茨城県つくば市で昨年開かれたeスポーツの大会の様子=つくば国際会議場で2018年9月15日

 茨城県は、コンピューターゲームによる対戦競技「eスポーツ」の拠点の整備に向け、関連企業への調査を始める。企業の誘致や施設の建設を図り、成長著しいこの分野を地域の活性化や県内産業の振興につなげたい考えだ。

 調査は約1000万円の費用を計上し、9月末ごろまで実施する予定。国内外の関連企業には県内に進出する条件、県内企業には参入の意向を聞き取る。結果を踏まえ、3年以内を目安に施設の整備や企業への支援を始めたい考えだ。
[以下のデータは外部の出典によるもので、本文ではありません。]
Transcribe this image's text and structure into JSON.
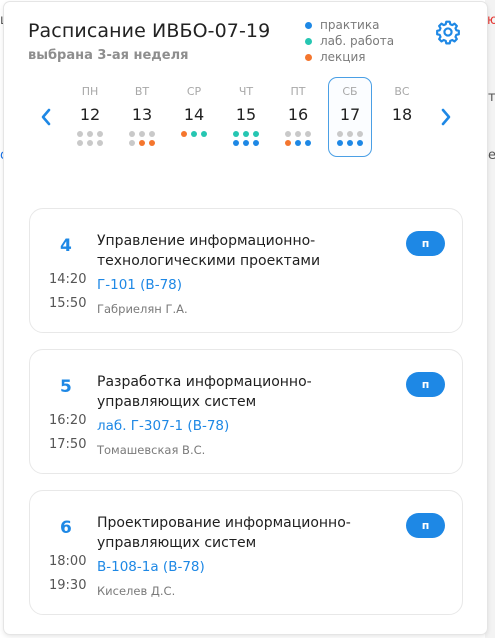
{
  "colors": {
    "practice": "#1e88e5",
    "lab": "#26c6b2",
    "lecture": "#f4762e",
    "empty": "#c9c9c9",
    "accent": "#1e88e5"
  },
  "background": {
    "left_top": "ц",
    "right_top": "ю",
    "left_mid": "о",
    "right_mid1": "ти",
    "right_mid2": "ер"
  },
  "header": {
    "title": "Расписание ИВБО-07-19",
    "subtitle": "выбрана 3-ая неделя",
    "settings_icon": "gear-icon"
  },
  "legend": [
    {
      "label": "практика",
      "color": "#1e88e5"
    },
    {
      "label": "лаб. работа",
      "color": "#26c6b2"
    },
    {
      "label": "лекция",
      "color": "#f4762e"
    }
  ],
  "week": {
    "prev_icon": "chevron-left-icon",
    "next_icon": "chevron-right-icon",
    "selected_index": 5,
    "days": [
      {
        "name": "ПН",
        "num": "12",
        "dots": [
          "e",
          "e",
          "e",
          "e",
          "e",
          "e"
        ]
      },
      {
        "name": "ВТ",
        "num": "13",
        "dots": [
          "e",
          "e",
          "e",
          "e",
          "lec",
          "lec"
        ]
      },
      {
        "name": "СР",
        "num": "14",
        "dots": [
          "lec",
          "lab",
          "lab"
        ]
      },
      {
        "name": "ЧТ",
        "num": "15",
        "dots": [
          "lab",
          "lab",
          "lab",
          "pr",
          "pr",
          "pr"
        ]
      },
      {
        "name": "ПТ",
        "num": "16",
        "dots": [
          "e",
          "e",
          "e",
          "lec",
          "pr",
          "pr"
        ]
      },
      {
        "name": "СБ",
        "num": "17",
        "dots": [
          "e",
          "e",
          "e",
          "pr",
          "pr",
          "pr"
        ]
      },
      {
        "name": "ВС",
        "num": "18",
        "dots": []
      }
    ]
  },
  "lessons": [
    {
      "num": "4",
      "start": "14:20",
      "end": "15:50",
      "subject": "Управление информационно-технологическими проектами",
      "room": "Г-101 (В-78)",
      "teacher": "Габриелян Г.А.",
      "badge": "п"
    },
    {
      "num": "5",
      "start": "16:20",
      "end": "17:50",
      "subject": "Разработка информационно-управляющих систем",
      "room": "лаб. Г-307-1 (В-78)",
      "teacher": "Томашевская В.С.",
      "badge": "п"
    },
    {
      "num": "6",
      "start": "18:00",
      "end": "19:30",
      "subject": "Проектирование информационно-управляющих систем",
      "room": "В-108-1а (В-78)",
      "teacher": "Киселев Д.С.",
      "badge": "п"
    }
  ]
}
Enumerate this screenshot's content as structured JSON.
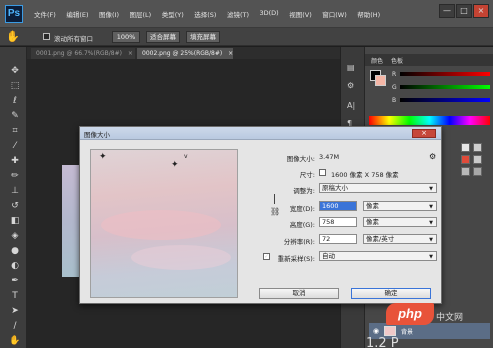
{
  "app": {
    "logo": "Ps",
    "menus": [
      "文件(F)",
      "编辑(E)",
      "图像(I)",
      "图层(L)",
      "类型(Y)",
      "选择(S)",
      "滤镜(T)",
      "3D(D)",
      "视图(V)",
      "窗口(W)",
      "帮助(H)"
    ],
    "window_controls": [
      "—",
      "□",
      "×"
    ]
  },
  "options_bar": {
    "tool_icon": "hand-icon",
    "scroll_all_label": "滚动所有窗口",
    "btn_100": "100%",
    "btn_fit": "适合屏幕",
    "btn_fill": "填充屏幕"
  },
  "tabs": [
    {
      "label": "0001.png @ 66.7%(RGB/8#)",
      "close": "×"
    },
    {
      "label": "0002.png @ 25%(RGB/8#)",
      "close": "×"
    }
  ],
  "panels": {
    "color_tab": "颜色",
    "swatch_tab": "色板",
    "r": "R",
    "g": "G",
    "b": "B",
    "layer_name": "背景",
    "fg_color": "#000000",
    "bg_color": "#f5b6a6"
  },
  "dialog": {
    "title": "图像大小",
    "close": "×",
    "image_size_label": "图像大小:",
    "image_size_value": "3.47M",
    "dimensions_label": "尺寸:",
    "dimensions_value": "1600 像素  X  758 像素",
    "fit_label": "调整为:",
    "fit_value": "原稿大小",
    "width_label": "宽度(D):",
    "width_value": "1600",
    "width_unit": "像素",
    "height_label": "高度(G):",
    "height_value": "758",
    "height_unit": "像素",
    "resolution_label": "分辨率(R):",
    "resolution_value": "72",
    "resolution_unit": "像素/英寸",
    "resample_label": "重新采样(S):",
    "resample_value": "自动",
    "cancel": "取消",
    "ok": "确定"
  },
  "watermark": {
    "text": "php",
    "suffix": "中文网"
  },
  "bottom_text": "1.2 P"
}
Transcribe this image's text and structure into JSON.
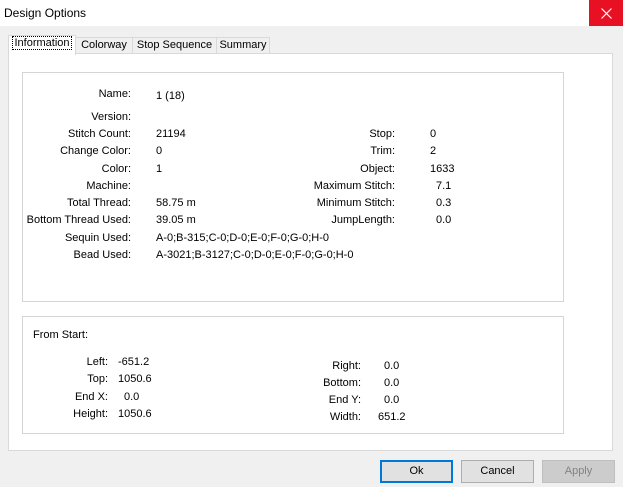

 拠点となる場所が県央・県北地域か県南地域かによって、県はそれぞれの特色を生かした構想を持っている。

 県央・県北地域の場合は、関連施設の整備に重点を置く。施設は、eスポーツの会場などが想定される。海水浴場やアクアワールド県大洗水族館など観光スポットとの相乗効果を狙う。

 つくばエクスプレス(TX)やJR常磐線、常磐自動車道が通る県南地域は、都心からのアクセスが良く、都心に比べて賃料が安い。これらの利点を生かし、ゲームメーカーやイベント企画会社、配信会社などの誘致を目指す。県南地域のベンチャー企業との連携にも期待している。

 県は、今年9〜10月の茨城国体の文化プログラムで、全国で初めての都道府県対抗によるeスポーツ選手権を開催する。昨年、茨城県つくば市で開催されたプレ大会は、多くの自治体や関連企業が視察するなど注目を集めた。

 県の担当者は「国体での選手権開催のインパクトは大きい。一過性の盛り上がりで終わらせることなく、産業として県内に定着させたい」としている。【吉田卓矢】

eスポーツ

 「エレクトロニック(電子)スポーツ」の略。コンピューターゲームの格闘技や戦場で戦うシューティングゲームなど、対戦型ゲームで競う。昨夏のジャカルタ・アジア大会では公開競技として実施された。欧米やアジアで人気が高く、年収1億円を超えるプロ選手もいる。